Ada satu pertanyaan yang mungkin patut kita renungi bersama, yaitu untuk bisa memecahkan masalah itu kamu harus selidiki problem mendasarnya apa?
Membicarakan masalah berarti akan merujuk sebagian dari serumpun permasalahan bangsa ini, tapi apa yang menyebabkan itu bermasalah maka itu yang perlu dicari, digali, dan ditelusuri lebih lanjut. Sedangkan problem mendasarnya dapat disimpulkan terutama pada akar pendidikannya. Pendidikan pada mulanya berbasis human, kini telah mengalami pergeseran menjadi sekedar pemenuhan kebutuhan society. Pendidikan yang tadinya semata-mata berproses dengan intens ke dalam, sekarang terlontar jauh dalam perjalanan ke luar dirinya. Pendidikan yang sebenarnya bermakna lebih meluas dan lebih mendalam, akan tetapi yang diambil cuma permukaan yang berguna bagi society.

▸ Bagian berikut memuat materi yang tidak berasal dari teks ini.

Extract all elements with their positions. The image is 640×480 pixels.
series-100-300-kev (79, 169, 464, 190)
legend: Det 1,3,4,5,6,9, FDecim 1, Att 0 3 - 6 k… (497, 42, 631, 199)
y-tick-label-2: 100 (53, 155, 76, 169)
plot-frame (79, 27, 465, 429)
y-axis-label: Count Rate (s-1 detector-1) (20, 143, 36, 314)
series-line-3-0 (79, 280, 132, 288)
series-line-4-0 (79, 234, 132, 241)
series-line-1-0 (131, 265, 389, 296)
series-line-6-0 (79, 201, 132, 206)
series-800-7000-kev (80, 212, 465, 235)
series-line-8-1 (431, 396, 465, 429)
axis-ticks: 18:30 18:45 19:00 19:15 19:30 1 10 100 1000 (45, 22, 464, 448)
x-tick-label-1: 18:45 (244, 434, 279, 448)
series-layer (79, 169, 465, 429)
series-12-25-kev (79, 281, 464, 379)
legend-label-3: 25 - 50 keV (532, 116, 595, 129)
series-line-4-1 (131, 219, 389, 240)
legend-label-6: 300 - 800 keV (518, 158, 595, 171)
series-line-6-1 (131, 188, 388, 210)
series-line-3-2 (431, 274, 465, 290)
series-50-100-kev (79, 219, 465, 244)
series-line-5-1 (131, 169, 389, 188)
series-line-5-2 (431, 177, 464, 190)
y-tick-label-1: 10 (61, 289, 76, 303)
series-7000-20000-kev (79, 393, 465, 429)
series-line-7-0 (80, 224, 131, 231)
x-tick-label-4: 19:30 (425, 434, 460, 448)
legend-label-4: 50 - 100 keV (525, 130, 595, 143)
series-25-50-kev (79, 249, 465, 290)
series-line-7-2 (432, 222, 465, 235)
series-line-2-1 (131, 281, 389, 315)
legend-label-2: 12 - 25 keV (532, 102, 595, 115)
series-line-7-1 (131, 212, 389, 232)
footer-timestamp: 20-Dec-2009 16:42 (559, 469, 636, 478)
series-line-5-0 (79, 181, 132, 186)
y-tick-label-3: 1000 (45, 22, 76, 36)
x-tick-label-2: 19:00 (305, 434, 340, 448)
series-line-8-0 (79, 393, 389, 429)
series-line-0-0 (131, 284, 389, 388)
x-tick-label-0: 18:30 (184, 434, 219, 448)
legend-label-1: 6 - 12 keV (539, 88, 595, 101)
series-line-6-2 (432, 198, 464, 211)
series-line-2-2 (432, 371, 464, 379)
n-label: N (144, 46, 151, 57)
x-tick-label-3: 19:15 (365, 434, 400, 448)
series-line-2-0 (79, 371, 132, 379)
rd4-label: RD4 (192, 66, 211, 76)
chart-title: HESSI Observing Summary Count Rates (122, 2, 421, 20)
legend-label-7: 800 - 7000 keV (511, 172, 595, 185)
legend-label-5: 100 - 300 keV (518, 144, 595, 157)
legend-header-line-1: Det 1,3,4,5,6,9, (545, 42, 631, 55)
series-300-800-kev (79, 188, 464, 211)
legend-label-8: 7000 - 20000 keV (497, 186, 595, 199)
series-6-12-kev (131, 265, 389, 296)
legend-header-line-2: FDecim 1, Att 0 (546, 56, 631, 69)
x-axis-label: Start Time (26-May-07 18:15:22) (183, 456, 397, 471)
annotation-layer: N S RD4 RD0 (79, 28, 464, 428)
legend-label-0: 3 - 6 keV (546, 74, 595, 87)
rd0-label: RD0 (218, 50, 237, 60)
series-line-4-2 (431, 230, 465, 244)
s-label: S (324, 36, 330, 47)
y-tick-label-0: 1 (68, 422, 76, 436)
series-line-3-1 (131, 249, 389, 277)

Berdasarkan penelitian Indonesia Career Center Network (ICCN), sebanyak 87% pekerjaan orang Indonesia justru berada di luar bidang yang digelutinya. Hal ini dikarenakan bahwa jurusan yang mereka ambil semasa kuliah itu tidak sesuai dengan minatnya, atau karena ia belum mengerti apa yang menjadi minat ketertarikannya sehingga tak ada alasan yang lebih kuat selain menyelesaikan kuliah, lalu kemudian mendapatkan pekerjaan. Dan pekerjaan untuk menghasilkan uang. Saat itulah pendidikan untuk belajar apa yang tidak tahu menjadi tidak ada artinya.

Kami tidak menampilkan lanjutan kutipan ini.